Crítica (2): Próxima Parada – Apocalipse

Próxima Parada: Apocalipse” é a nova produção distribuída mundialmente com o selo “Original Netflix” pela plataforma de streaming. Dirigido  por David M. Rosenthal, o filme é um tipo de mistura de gêneros, com elementos de drama, ação, suspense, cinema catástrofe e road movie, o que talvez tenha sido ambicioso demais, já que o resultado final é uma confusão tonal que cai na mediocridade.

No longa conhecemos a história de Will (Theo James), um advogado que mora em Seattle com sua namorada Sam (Kat Graham). Esperando um bebê, o casal decide dar o próximo passo, mas para isso Will precisa ir para Chicago pedir a mão de Sam em casamento para Tom (Forest Whitaker), seu sogro, com quem tem uma forte inimizade. Enquanto estão no leste dos Estados Unidos, a costa oeste é atingida por alguma calamidade misteriosa que derruba as redes celulares e a internet. Sem saber o que mais fazer, o protagonista decide atravessar o país de carro, com o pai de sua noiva, para retornar a sua cidade-natal e descobrir o que aconteceu.

A premissa não é das piores, mas a execução falha em cativar a atenção, começando pelo suposto apocalipse do título. Na mesma linha de “The Cloverfield Paradox”, a destruição não causa nenhum impacto pois é narrada ao invés de ser mostrada e a sua própria origem é um ponto duvidoso na trama, já que ao longo do filme são mencionados ataques nucleares, vulcões, terremotos e tempestades, mas ao invés disso parecer uma tentativa de construir um mistério, só parece que os roteiristas não sabiam o que fazer e atiraram para todos os lados.

Além disso, o formato de road movie prejudica o andamento da trama, já que a primeira metade do longa é uma sequência de situações desconexas que a dupla encontra na estrada, a maioria supérfluas ou sem tensão. Os protagonistas são barrados por um bloqueio militar? Sem problemas, o Forest Whitaker só precisa falar que ficou alguns anos na Marinha, sem mostrar um documento de identificação, que eles são liberados e podem seguir viagem. Os 113 minutos do filme podiam ser facilmente reduzidos para 90 sem muita perda.

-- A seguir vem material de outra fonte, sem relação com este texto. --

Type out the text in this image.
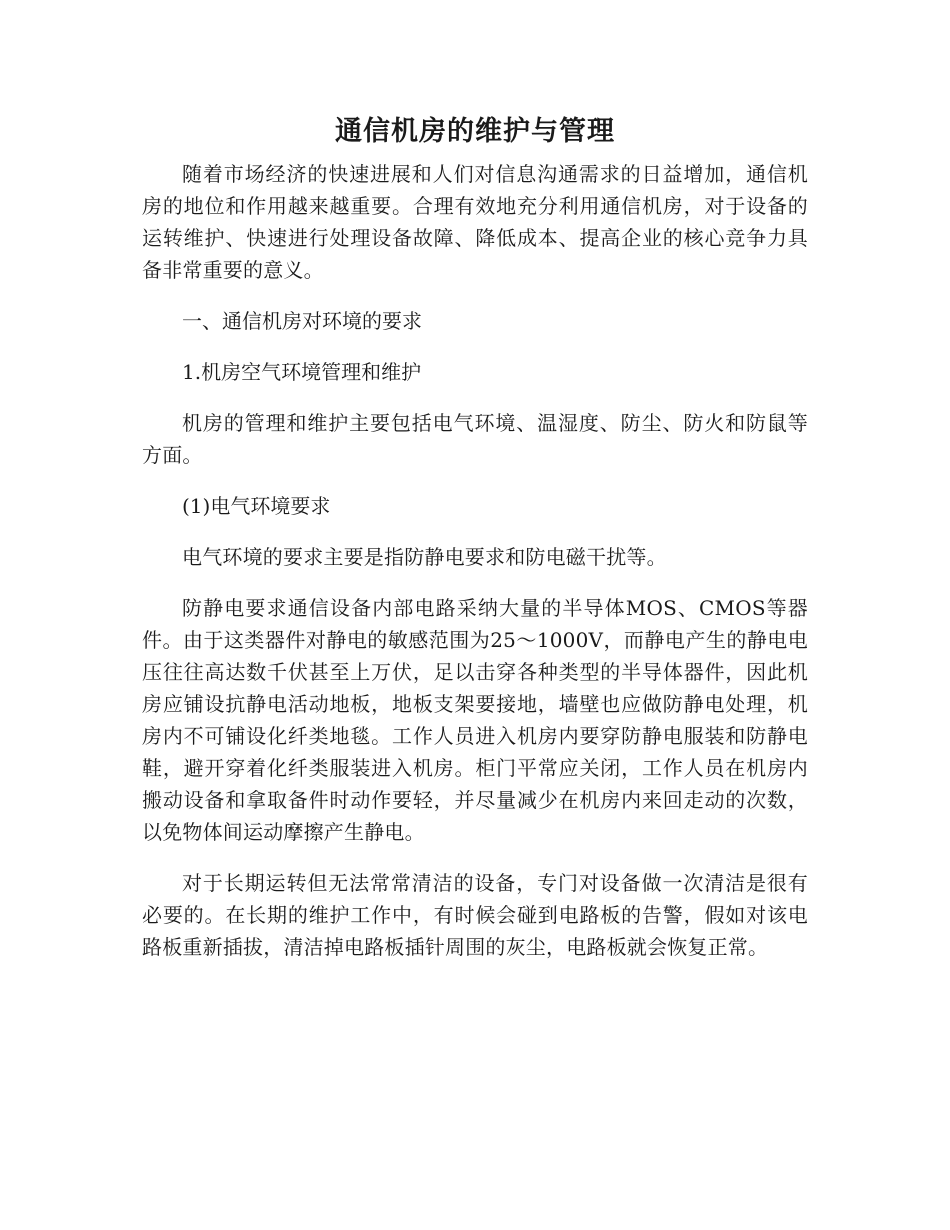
通信机房的维护与管理

随着市场经济的快速进展和人们对信息沟通需求的日益增加，通信机房的地位和作用越来越重要。合理有效地充分利用通信机房，对于设备的运转维护、快速进行处理设备故障、降低成本、提高企业的核心竞争力具备非常重要的意义。

一、通信机房对环境的要求

1.机房空气环境管理和维护

机房的管理和维护主要包括电气环境、温湿度、防尘、防火和防鼠等方面。

(1)电气环境要求

电气环境的要求主要是指防静电要求和防电磁干扰等。

防静电要求通信设备内部电路采纳大量的半导体MOS、CMOS等器件。由于这类器件对静电的敏感范围为25～1000V，而静电产生的静电电压往往高达数千伏甚至上万伏，足以击穿各种类型的半导体器件，因此机房应铺设抗静电活动地板，地板支架要接地，墙壁也应做防静电处理，机房内不可铺设化纤类地毯。工作人员进入机房内要穿防静电服装和防静电鞋，避开穿着化纤类服装进入机房。柜门平常应关闭，工作人员在机房内搬动设备和拿取备件时动作要轻，并尽量减少在机房内来回走动的次数，以免物体间运动摩擦产生静电。

对于长期运转但无法常常清洁的设备，专门对设备做一次清洁是很有必要的。在长期的维护工作中，有时候会碰到电路板的告警，假如对该电路板重新插拔，清洁掉电路板插针周围的灰尘，电路板就会恢复正常。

Outro problema recorrente no longa é o conflito de tons. O gênero predominante é o de ação, com diversas cenas de tiroteio que, apesar de fantasiosas, ainda têm um toque de realismo, o que entra em conflito com um final galhofa que parece ter saído diretamente de um filme do Roland Emmerich, e com diversas cenas de alívio cômico que parecem forçadas e deslocadas. A maioria dessas últimas vêm da personagem de Ricki (Grace Dove), uma jovem mecânica que se junta aos protagonistas em sua viagem, que tem umas falas e piadas tão enfadonhas que chega ser constrangedor.

O foco do longa, que deviam ser seus personagens, também parece deixado de lado para priorizar cenas de ação incompreensíveis. Will é um protagonista genérico, interpretado por Theo James, que até tenta, sem muito sucesso, dar um carisma ao advogado, já Tom é o estereotipo muito especifico do “sogro enfezado que aprende o valor da família ao longo do filme”. A relação entre os dois, após uma introdução calorosa, é deixada de lado por 70 minutos, após os quais eles prontamente fazem as pazes e, para se certificar de que entendemos que agora estão em bons termos, Tom passa uma sequência inteira parabenizando Will em como ele está lidando com a situação.

Apesar dos incontáveis problemas, os aspectos técnicos do projeto são decentes. A fotografia de Peter Flinckenberg captura bem os ambientes vastos e desertos do norte dos Estados Unidos e o design de produção e efeitos digitais se destacam para o final do filme, quando a área atingida pelo “apocalipse” é finalmente alcançada.

Próxima Parada: Apocalipse” é, sem nenhuma surpresa, outra bomba lançada sob o selo de Original Netflix. Desfocado, o longa parece um apanhados de boas ideias e cenas amarradas juntas em um roteiro meia-boca. A personagem de Ricki tem um bordão que fala incansavelmente durante a trama que descreve a produção perfeitamente: “tanto faz.”.